Today, Qatar has a high degree of economic independence from its neighbours and powerful friends abroad. Officials in Doha reckon that this should be enough to stave off the advances of the “Quad” of countries – Bahrain, Egypt, Saudi Arabia and the UAE - that have been trying to isolate the emirate since June. They have been doing this by cutting off diplomatic and trade ties, and labelling Qatar a state sponsor of terror groups. For the Quad, the aim is to end what it sees as Qatar’s disruptive presence in the region. For officials in Doha, it is an attempt to impinge on the country’s sovereignty and turn Qatar into a vassal state. So far, the strategies put in place by Hamad to insure Qatar from regional pressure have paid off. But how long can this last?

Qatar’s Western allies are also Saudi Arabia and the UAE’s. Thus far, they have been paralysed by indecision over the standoff, and after failed mediation attempts have decided to leave the task of resolving what they see as a “family affair” to the Emir of Kuwait, Sabah al-Sabah. As long as the Quad limits itself to economic and diplomatic attacks, they are unlikely to pick a side. It is by no means clear they would side with Doha in a pinch (President Trump, in defiance of the US foreign policy establishment, has made his feelings clear on the issue). Although accusations that Qatar sponsors extremists are no more true than similar charges made against Saudi Arabia or Kuwait – sympathetic local populations and lax banking regulations tend to be the major issue – few Western politicians want to be seen backing an ally, that in turn many diplomats see as backing multiple horses.

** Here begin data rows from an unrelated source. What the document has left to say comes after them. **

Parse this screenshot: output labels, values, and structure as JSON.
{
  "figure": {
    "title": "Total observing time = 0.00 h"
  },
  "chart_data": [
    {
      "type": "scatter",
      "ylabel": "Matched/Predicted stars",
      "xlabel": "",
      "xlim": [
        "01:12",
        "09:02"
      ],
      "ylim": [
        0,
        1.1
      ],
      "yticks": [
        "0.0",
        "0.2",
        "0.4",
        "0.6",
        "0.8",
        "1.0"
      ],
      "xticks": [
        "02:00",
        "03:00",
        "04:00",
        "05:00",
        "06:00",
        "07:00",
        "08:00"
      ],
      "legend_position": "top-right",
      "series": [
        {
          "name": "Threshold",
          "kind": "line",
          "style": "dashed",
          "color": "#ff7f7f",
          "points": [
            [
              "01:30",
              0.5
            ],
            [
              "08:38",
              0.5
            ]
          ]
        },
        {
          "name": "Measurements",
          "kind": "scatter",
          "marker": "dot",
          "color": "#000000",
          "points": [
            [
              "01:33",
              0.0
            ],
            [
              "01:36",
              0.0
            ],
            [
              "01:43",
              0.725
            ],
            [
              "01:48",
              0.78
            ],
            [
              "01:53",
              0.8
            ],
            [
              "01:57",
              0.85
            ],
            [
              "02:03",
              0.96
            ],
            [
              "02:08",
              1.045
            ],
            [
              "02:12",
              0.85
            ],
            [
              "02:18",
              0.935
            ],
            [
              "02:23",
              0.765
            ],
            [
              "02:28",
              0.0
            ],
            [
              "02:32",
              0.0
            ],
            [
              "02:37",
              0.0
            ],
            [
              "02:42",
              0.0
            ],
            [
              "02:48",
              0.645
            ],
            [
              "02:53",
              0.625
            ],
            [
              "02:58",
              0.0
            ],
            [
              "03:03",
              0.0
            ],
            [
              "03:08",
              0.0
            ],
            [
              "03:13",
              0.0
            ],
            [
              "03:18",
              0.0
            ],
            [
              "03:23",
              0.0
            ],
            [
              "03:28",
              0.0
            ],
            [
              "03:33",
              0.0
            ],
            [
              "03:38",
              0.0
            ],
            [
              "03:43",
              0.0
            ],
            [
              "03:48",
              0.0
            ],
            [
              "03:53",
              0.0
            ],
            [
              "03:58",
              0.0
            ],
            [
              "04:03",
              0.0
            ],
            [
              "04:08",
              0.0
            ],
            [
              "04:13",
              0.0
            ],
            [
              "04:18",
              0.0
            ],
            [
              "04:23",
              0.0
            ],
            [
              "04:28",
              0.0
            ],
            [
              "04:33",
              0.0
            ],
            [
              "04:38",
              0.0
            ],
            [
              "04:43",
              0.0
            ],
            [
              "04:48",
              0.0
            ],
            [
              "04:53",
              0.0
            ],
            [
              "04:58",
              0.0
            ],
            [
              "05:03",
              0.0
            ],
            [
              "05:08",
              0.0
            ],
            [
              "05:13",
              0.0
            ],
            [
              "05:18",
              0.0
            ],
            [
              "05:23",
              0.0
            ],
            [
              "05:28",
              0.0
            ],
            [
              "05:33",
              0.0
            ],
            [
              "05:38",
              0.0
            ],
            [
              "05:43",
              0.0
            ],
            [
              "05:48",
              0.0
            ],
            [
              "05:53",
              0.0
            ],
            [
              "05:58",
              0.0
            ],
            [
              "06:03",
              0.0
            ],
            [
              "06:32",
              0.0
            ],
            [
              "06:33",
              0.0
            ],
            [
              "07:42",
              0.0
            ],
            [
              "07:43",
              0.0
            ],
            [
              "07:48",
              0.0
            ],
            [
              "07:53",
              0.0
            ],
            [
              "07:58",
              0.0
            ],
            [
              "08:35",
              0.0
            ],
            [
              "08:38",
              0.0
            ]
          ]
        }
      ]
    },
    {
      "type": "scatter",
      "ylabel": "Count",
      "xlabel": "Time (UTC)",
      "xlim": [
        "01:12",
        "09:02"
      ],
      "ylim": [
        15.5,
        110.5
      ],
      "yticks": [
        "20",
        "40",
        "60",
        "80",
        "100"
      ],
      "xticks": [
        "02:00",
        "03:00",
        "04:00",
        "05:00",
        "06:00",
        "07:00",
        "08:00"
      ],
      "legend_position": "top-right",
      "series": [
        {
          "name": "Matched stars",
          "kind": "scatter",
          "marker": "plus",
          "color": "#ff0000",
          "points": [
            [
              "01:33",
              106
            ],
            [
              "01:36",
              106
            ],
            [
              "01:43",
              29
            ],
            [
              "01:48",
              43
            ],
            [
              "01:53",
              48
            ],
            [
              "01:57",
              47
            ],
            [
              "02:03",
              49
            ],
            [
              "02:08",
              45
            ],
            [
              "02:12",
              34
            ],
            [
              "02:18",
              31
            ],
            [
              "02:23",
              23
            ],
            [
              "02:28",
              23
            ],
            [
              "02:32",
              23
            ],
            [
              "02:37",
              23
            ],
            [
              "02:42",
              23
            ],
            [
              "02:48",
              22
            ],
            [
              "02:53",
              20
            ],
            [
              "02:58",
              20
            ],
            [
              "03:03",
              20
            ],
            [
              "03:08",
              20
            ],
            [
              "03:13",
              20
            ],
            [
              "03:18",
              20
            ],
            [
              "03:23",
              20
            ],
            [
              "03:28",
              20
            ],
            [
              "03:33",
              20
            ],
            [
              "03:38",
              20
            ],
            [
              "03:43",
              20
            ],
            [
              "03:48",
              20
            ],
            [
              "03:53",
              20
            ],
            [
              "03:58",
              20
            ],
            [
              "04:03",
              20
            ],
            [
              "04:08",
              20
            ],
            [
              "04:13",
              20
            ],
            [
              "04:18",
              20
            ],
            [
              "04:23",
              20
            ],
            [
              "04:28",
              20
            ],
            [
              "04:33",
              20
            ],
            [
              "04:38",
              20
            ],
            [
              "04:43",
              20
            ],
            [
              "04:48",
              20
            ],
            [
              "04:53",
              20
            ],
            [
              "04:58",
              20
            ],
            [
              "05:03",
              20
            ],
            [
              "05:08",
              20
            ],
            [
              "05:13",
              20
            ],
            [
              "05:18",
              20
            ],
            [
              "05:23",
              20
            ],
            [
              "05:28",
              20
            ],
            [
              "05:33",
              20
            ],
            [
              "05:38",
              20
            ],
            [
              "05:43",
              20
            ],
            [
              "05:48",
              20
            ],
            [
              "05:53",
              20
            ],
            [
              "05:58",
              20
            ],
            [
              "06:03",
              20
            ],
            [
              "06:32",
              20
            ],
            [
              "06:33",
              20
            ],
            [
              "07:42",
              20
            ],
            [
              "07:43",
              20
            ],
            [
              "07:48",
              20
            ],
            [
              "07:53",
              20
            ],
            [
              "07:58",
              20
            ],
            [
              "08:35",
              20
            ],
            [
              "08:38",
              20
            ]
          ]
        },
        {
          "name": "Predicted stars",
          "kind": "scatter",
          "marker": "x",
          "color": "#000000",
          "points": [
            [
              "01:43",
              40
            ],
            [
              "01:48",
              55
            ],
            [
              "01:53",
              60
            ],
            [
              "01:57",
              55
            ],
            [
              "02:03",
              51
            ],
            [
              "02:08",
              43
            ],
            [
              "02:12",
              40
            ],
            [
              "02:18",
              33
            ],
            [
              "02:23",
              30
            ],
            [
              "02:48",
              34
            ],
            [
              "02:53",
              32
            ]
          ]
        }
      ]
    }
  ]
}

Meanwhile, although Qatar is a rich country, the standoff is hurting its economy. Reuters reports that there are concerns that the country’s massive $300bn in foreign assets might not be as liquid as many assume. This means that although it has plenty of money abroad, it could face a cash crunch if the crisis rolls on.

Qatar might not like its neighbours, but it can’t simply cut itself off from the Gulf and float on to a new location. At some point, there will need to be a resolution. But with the Quad seemingly happy with the current status quo, and Hamad’s insurance policies paying off, a solution looks some way off.